We apply the formula “(r-1)(c-1)” to calculate the degrees of freedom (df).
df=(3-1)(3-1)=2*2=4
We apply the following formula to calculate the expected frequency for column B and row 4.
“(=B7*E4/B9)”
The calculation is shown in the following image.
The expected number of customers who have “low” salary but rated the restaurant service as “excellent” is 8.32.
In the following calculations, E11 is the expected frequency of the first row and the first column. E12 is the expected frequency of the first row and the second column.
- E11=(26*32)/100=8.32, E12=7.02, E13=10.66
- E21=16.32, E22=13.77, E23=20.91
- E31=7.36, E32=6.21, E33=9.43
Similarly, we calculate the expected frequencies for the entire table, as shown in the succeeding image.
Let us calculate the chi-square data points by using the following formula.
Chi-square points=(observed-expected)^2/expected
We apply the formula “=(B4-B14)^2/B14” to calculate the first chi-square point.
We copy and paste the formula to the remaining cells. This is done to fill values in the entire table, as shown in the following image.
Let us calculate the chi-square calculated value by adding all the values given in the succeeding table.
The chi-square calculated value is 18.65823.
To calculate the critical value, we use either the chi-square critical value table or the CHISQ formula. The formula “CHISQ.INV.RT” contains two parameters–the probability and the degrees of freedom.
The probability is 0.05, which is a significant value. The df is equal to 4.
The chi-square critical value is 9.487729037.
Let us find the chi-square p-value with the help of the following formula.
“=CHITEST(actual_range,expected_range)”
We apply the formula “=CHITEST(B4:D6,B14:D16).”
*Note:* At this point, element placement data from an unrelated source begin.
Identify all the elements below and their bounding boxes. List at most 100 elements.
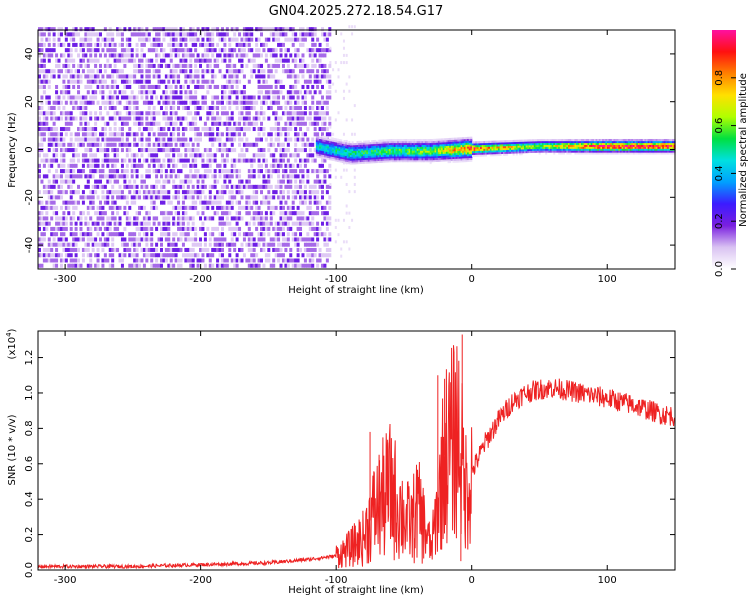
heatmap-cell [337, 68, 340, 72]
heatmap-cell [294, 148, 298, 153]
heatmap-cell [113, 163, 117, 168]
heatmap-cell [274, 253, 278, 258]
heatmap-cell [238, 179, 242, 184]
heatmap-cell [157, 158, 161, 163]
heatmap-cell [145, 79, 149, 84]
heatmap-cell [179, 263, 183, 268]
heatmap-cell [155, 179, 159, 184]
heatmap-cell [364, 150, 367, 153]
heatmap-cell [206, 216, 210, 221]
heatmap-cell [52, 242, 56, 247]
heatmap-cell [279, 116, 283, 121]
heatmap-cell [103, 158, 107, 163]
heatmap-cell [392, 144, 395, 147]
heatmap-cell [338, 160, 341, 163]
heatmap-cell [454, 152, 457, 156]
heatmap-cell [113, 127, 117, 132]
heatmap-cell [167, 226, 171, 231]
heatmap-cell [216, 84, 220, 89]
heatmap-cell [267, 184, 271, 189]
heatmap-cell [208, 106, 212, 111]
heatmap-cell [167, 174, 171, 179]
heatmap-cell [116, 137, 120, 142]
heatmap-cell [308, 69, 312, 74]
heatmap-cell [69, 95, 73, 100]
heatmap-cell [111, 242, 115, 247]
heatmap-cell [316, 174, 320, 179]
heatmap-cell [390, 144, 393, 147]
heatmap-cell [250, 100, 254, 105]
heatmap-cell [223, 169, 227, 174]
heatmap-cell [281, 221, 285, 226]
heatmap-cell [111, 195, 115, 200]
heatmap-cell [452, 143, 455, 146]
heatmap-cell [162, 58, 166, 63]
heatmap-cell [277, 63, 281, 68]
heatmap-cell [184, 116, 188, 121]
heatmap-cell [140, 95, 144, 100]
heatmap-cell [218, 263, 222, 268]
heatmap-cell [106, 95, 110, 100]
heatmap-cell [230, 200, 234, 205]
heatmap-cell [371, 142, 374, 145]
heatmap-cell [380, 158, 383, 161]
heatmap-cell [206, 127, 210, 132]
heatmap-cell [159, 79, 163, 84]
heatmap-cell [194, 137, 198, 142]
heatmap-cell [216, 32, 220, 37]
heatmap-cell [47, 37, 51, 42]
heatmap-cell [179, 237, 183, 242]
heatmap-cell [159, 226, 163, 231]
heatmap-cell [311, 106, 315, 111]
heatmap-cell [140, 111, 144, 116]
heatmap-cell [189, 100, 193, 105]
heatmap-cell [332, 158, 335, 161]
heatmap-cell [257, 216, 261, 221]
heatmap-cell [91, 27, 95, 32]
heatmap-cell [431, 146, 434, 149]
heatmap-cell [196, 132, 200, 137]
heatmap-cell [245, 137, 249, 142]
heatmap-cell [186, 158, 190, 163]
heatmap-cell [206, 169, 210, 174]
heatmap-cell [133, 63, 137, 68]
heatmap-cell [189, 58, 193, 63]
heatmap-cell [225, 153, 229, 158]
heatmap-cell [177, 158, 181, 163]
heatmap-cell [308, 263, 312, 268]
heatmap-cell [308, 90, 312, 95]
heatmap-cell [335, 155, 338, 158]
heatmap-cell [38, 263, 41, 268]
heatmap-cell [201, 37, 205, 42]
heatmap-cell [77, 184, 81, 189]
heatmap-cell [181, 48, 185, 53]
heatmap-cell [367, 146, 370, 149]
heatmap-cell [208, 258, 212, 263]
heatmap-cell [186, 63, 190, 68]
heatmap-cell [152, 63, 156, 68]
heatmap-cell [328, 138, 331, 142]
heatmap-cell [478, 148, 481, 151]
heatmap-cell [38, 200, 41, 205]
heatmap-cell [499, 148, 502, 151]
heatmap-cell [113, 111, 117, 116]
heatmap-cell [382, 158, 385, 161]
heatmap-cell [252, 69, 256, 74]
heatmap-cell [308, 142, 312, 147]
heatmap-cell [45, 53, 49, 58]
heatmap-cell [296, 247, 300, 252]
heatmap-cell [38, 148, 41, 153]
heatmap-cell [413, 140, 416, 144]
heatmap-cell [52, 116, 56, 121]
heatmap-cell [238, 69, 242, 74]
heatmap-cell [398, 156, 401, 159]
heatmap-cell [316, 263, 320, 268]
heatmap-cell [284, 247, 288, 252]
heatmap-cell [52, 253, 56, 258]
heatmap-cell [390, 140, 393, 144]
heatmap-cell [116, 69, 120, 74]
heatmap-cell [245, 258, 249, 263]
heatmap-cell [184, 127, 188, 132]
heatmap-cell [52, 148, 56, 153]
heatmap-cell [351, 141, 354, 144]
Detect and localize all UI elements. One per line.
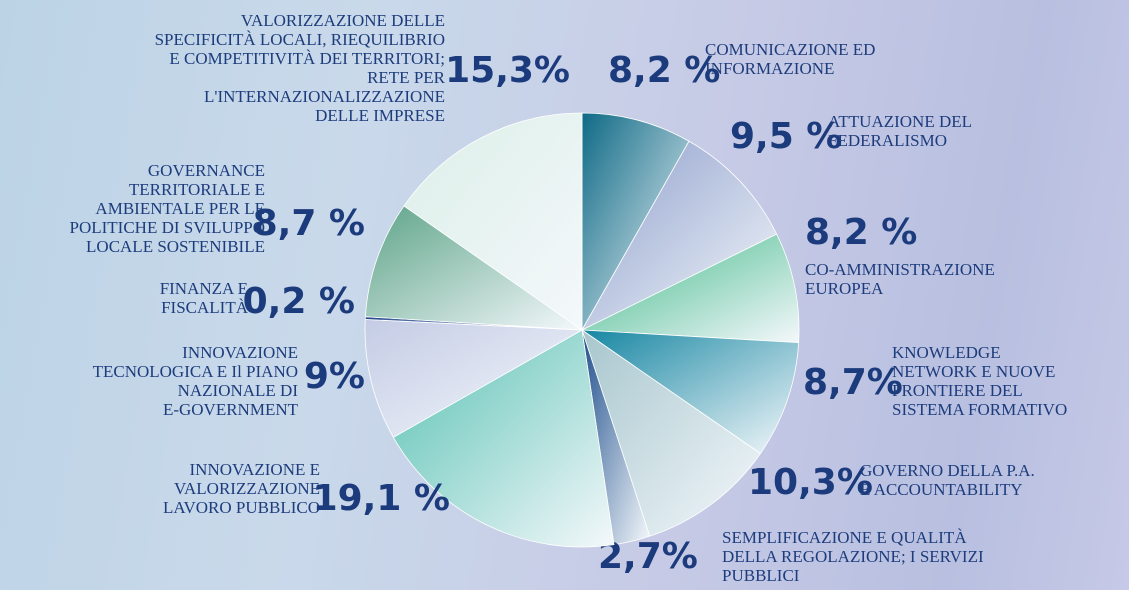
value-label: 8,7 % (253, 203, 365, 244)
pie-slice (581, 112, 690, 332)
category-label: FINANZA E FISCALITÀ (159, 279, 248, 317)
pie-slice (580, 233, 800, 344)
value-label: 9,5 % (730, 116, 842, 157)
category-label: COMUNICAZIONE ED INFORMAZIONE (705, 40, 876, 78)
value-label: 8,2 % (608, 50, 720, 91)
value-label: 8,7% (803, 362, 903, 403)
value-label: 2,7% (598, 536, 698, 577)
pie-slice (364, 319, 584, 438)
category-label: ATTUAZIONE DEL FEDERALISMO (828, 112, 972, 150)
category-label: INNOVAZIONE E VALORIZZAZIONE LAVORO PUBB… (163, 460, 320, 517)
category-label: VALORIZZAZIONE DELLE SPECIFICITÀ LOCALI,… (154, 11, 445, 125)
category-label: GOVERNANCE TERRITORIALE E AMBIENTALE PER… (69, 161, 266, 256)
category-label: SEMPLIFICAZIONE E QUALITÀ DELLA REGOLAZI… (722, 528, 984, 585)
pie-slice (403, 112, 583, 331)
category-label: GOVERNO DELLA P.A. E ACCOUNTABILITY (860, 461, 1035, 499)
value-label: 8,2 % (805, 212, 917, 253)
category-label: KNOWLEDGE NETWORK E NUOVE FRONTIERE DEL … (892, 343, 1068, 419)
value-label: 0,2 % (243, 281, 355, 322)
value-label: 15,3% (445, 50, 570, 91)
pie-slice (581, 140, 778, 331)
value-label: 10,3% (748, 462, 873, 503)
value-label: 19,1 % (313, 478, 450, 519)
category-label: CO-AMMINISTRAZIONE EUROPEA (805, 260, 995, 298)
value-label: 9% (304, 356, 365, 397)
pie-slice (364, 205, 584, 331)
pie-slice (392, 329, 615, 548)
category-label: INNOVAZIONE TECNOLOGICA E Il PIANO NAZIO… (92, 343, 298, 419)
pie-slice (581, 328, 761, 537)
pie-slice (580, 329, 800, 455)
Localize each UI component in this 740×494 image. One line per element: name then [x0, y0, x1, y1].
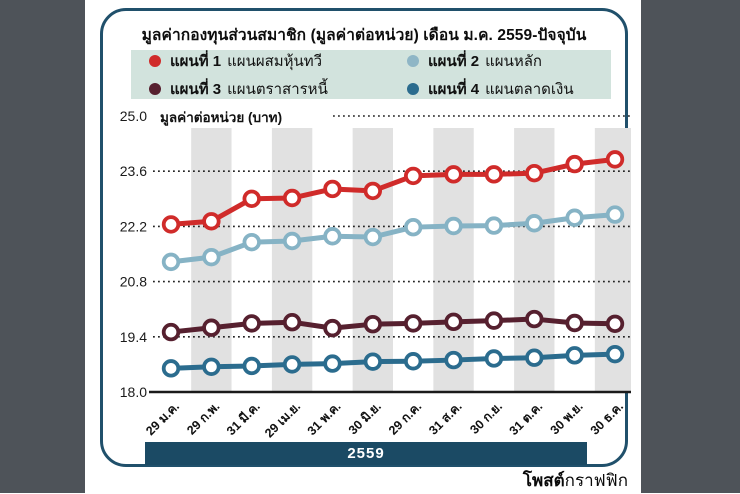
data-point-series-4: [444, 350, 463, 370]
chart-legend: แผนที่ 1 แผนผสมหุ้นทวี แผนที่ 2 แผนหลัก …: [131, 50, 611, 99]
data-point-series-1: [282, 188, 302, 208]
data-point-series-2: [161, 252, 181, 272]
data-point-series-2: [444, 216, 463, 236]
data-point-series-1: [565, 154, 584, 174]
y-tick-label: 23.6: [120, 163, 147, 179]
legend-plan-name: แผนตลาดเงิน: [485, 80, 574, 98]
x-tick-label: 31 พ.ค.: [305, 399, 344, 438]
y-tick-label: 22.2: [120, 218, 147, 234]
chart-panel: มูลค่ากองทุนส่วนสมาชิก (มูลค่าต่อหน่วย) …: [100, 8, 631, 467]
data-point-series-4: [323, 354, 342, 373]
data-point-series-1: [605, 150, 625, 169]
line-chart-svg: 18.0 19.4 20.8 22.2 23.6 25.0 มูลค่าต่อหน่วย (…: [120, 108, 631, 440]
legend-item-plan-1: แผนที่ 1 แผนผสมหุ้นทวี: [149, 49, 407, 73]
legend-plan-name: แผนหลัก: [485, 52, 542, 70]
legend-item-plan-2: แผนที่ 2 แผนหลัก: [407, 49, 611, 73]
page-gutter-left: [0, 0, 85, 493]
data-point-series-1: [403, 166, 423, 186]
data-point-series-4: [202, 357, 221, 376]
y-tick-label: 25.0: [120, 108, 147, 124]
data-point-series-3: [323, 318, 342, 338]
data-point-series-4: [565, 346, 584, 365]
background-band: [352, 128, 393, 392]
data-point-series-3: [202, 318, 221, 337]
y-tick-label: 19.4: [120, 329, 147, 345]
credit-bold: โพสต์: [522, 471, 565, 490]
legend-item-plan-3: แผนที่ 3 แผนตราสารหนี้: [149, 77, 407, 101]
x-tick-label: 30 ก.ย.: [467, 399, 505, 437]
data-point-series-3: [444, 312, 463, 332]
data-point-series-2: [605, 205, 625, 224]
data-point-series-4: [282, 355, 302, 374]
data-point-series-4: [161, 359, 181, 378]
x-tick-label: 31 มี.ค.: [224, 399, 263, 438]
data-point-series-2: [565, 208, 584, 227]
data-point-series-3: [363, 314, 383, 334]
y-tick-label: 18.0: [120, 384, 147, 400]
credit-regular: กราฟฟิก: [564, 471, 628, 490]
data-point-series-4: [605, 344, 625, 364]
legend-plan-label: แผนที่ 1: [170, 52, 222, 70]
data-point-series-3: [403, 314, 423, 333]
legend-plan-label: แผนที่ 4: [428, 80, 480, 98]
data-point-series-2: [363, 227, 383, 247]
x-tick-label: 30 ธ.ค.: [588, 399, 626, 437]
background-band: [271, 128, 313, 392]
data-point-series-1: [363, 181, 383, 201]
data-point-series-2: [525, 214, 544, 233]
x-tick-label: 31 ส.ค.: [426, 399, 464, 437]
page-gutter-right: [641, 0, 740, 493]
data-point-series-3: [525, 309, 544, 329]
legend-plan-name: แผนผสมหุ้นทวี: [227, 52, 323, 70]
data-point-series-4: [525, 348, 544, 367]
data-point-series-1: [323, 179, 342, 199]
y-tick-label: 20.8: [120, 274, 147, 290]
data-point-series-2: [282, 231, 302, 251]
legend-dot-plan-3-icon: [149, 82, 161, 95]
data-point-series-3: [565, 313, 584, 333]
data-point-series-2: [403, 217, 423, 237]
x-tick-label: 30 พ.ย.: [548, 399, 586, 437]
data-point-series-1: [161, 215, 181, 234]
x-tick-label: 29 ม.ค.: [143, 399, 182, 438]
legend-dot-plan-2-icon: [407, 54, 419, 67]
data-point-series-4: [363, 352, 383, 371]
data-point-series-3: [242, 314, 261, 333]
data-point-series-4: [403, 352, 423, 371]
credit-line: โพสต์กราฟฟิก: [523, 467, 628, 494]
line-chart: 18.0 19.4 20.8 22.2 23.6 25.0 มูลค่าต่อหน่วย (…: [103, 103, 631, 455]
x-tick-label: 29 เม.ย.: [262, 399, 303, 440]
legend-plan-name: แผนตราสารหนี้: [227, 80, 328, 98]
data-point-series-3: [282, 313, 302, 332]
x-tick-label: 31 ต.ค.: [507, 399, 546, 438]
x-axis-year-bar: 2559: [145, 442, 587, 465]
data-point-series-3: [161, 322, 181, 342]
legend-dot-plan-4-icon: [407, 82, 419, 95]
data-point-series-1: [444, 165, 463, 184]
page-title: มูลค่ากองทุนส่วนสมาชิก (มูลค่าต่อหน่วย) …: [141, 27, 587, 44]
data-point-series-4: [484, 349, 504, 368]
data-point-series-4: [242, 356, 261, 376]
data-point-series-1: [202, 212, 221, 231]
data-point-series-3: [605, 314, 625, 333]
legend-item-plan-4: แผนที่ 4 แผนตลาดเงิน: [407, 77, 611, 101]
data-point-series-2: [242, 232, 261, 252]
legend-plan-label: แผนที่ 3: [170, 80, 222, 98]
data-point-series-2: [484, 216, 504, 235]
legend-plan-label: แผนที่ 2: [428, 52, 480, 70]
data-point-series-2: [202, 247, 221, 267]
y-axis-title: มูลค่าต่อหน่วย (บาท): [160, 110, 282, 126]
data-point-series-3: [484, 311, 504, 330]
x-tick-label: 30 มิ.ย.: [346, 399, 384, 437]
data-point-series-1: [242, 189, 261, 209]
x-tick-label: 29 ก.ค.: [386, 399, 424, 437]
data-point-series-1: [484, 165, 504, 184]
data-point-series-2: [323, 227, 342, 246]
x-tick-label: 29 ก.พ.: [184, 399, 222, 437]
legend-dot-plan-1-icon: [149, 54, 161, 67]
data-point-series-1: [525, 163, 544, 183]
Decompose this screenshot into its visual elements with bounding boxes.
The chi-square p-value is= 0.00091723.
The chi-square calculated value is significant when equal to or more than the chi-square critical value (tabulated value). The null hypothesis (H0) is rejected if the chi-square calculated value is greater than the chi-square critical value.
Here x2 (calculated)>x2 (tabulated) or 18.65>9.48. Hence, we reject the null hypothesis and accept the alternative hypothesis.
The p-value can also determine whether the null hypothesis must be accepted or rejected. For this, the p-value is compared with alpha (α) in the following way:
- If p-value <= α, the null hypothesis is rejected.
- If p-value > α, the null hypothesis is accepted.
In this example, p-value<α or 0.0009172<0.05. So, we reject H0 and accept H1.
We conclude that the quality of service is dependent on the salary of customers waiting to be served.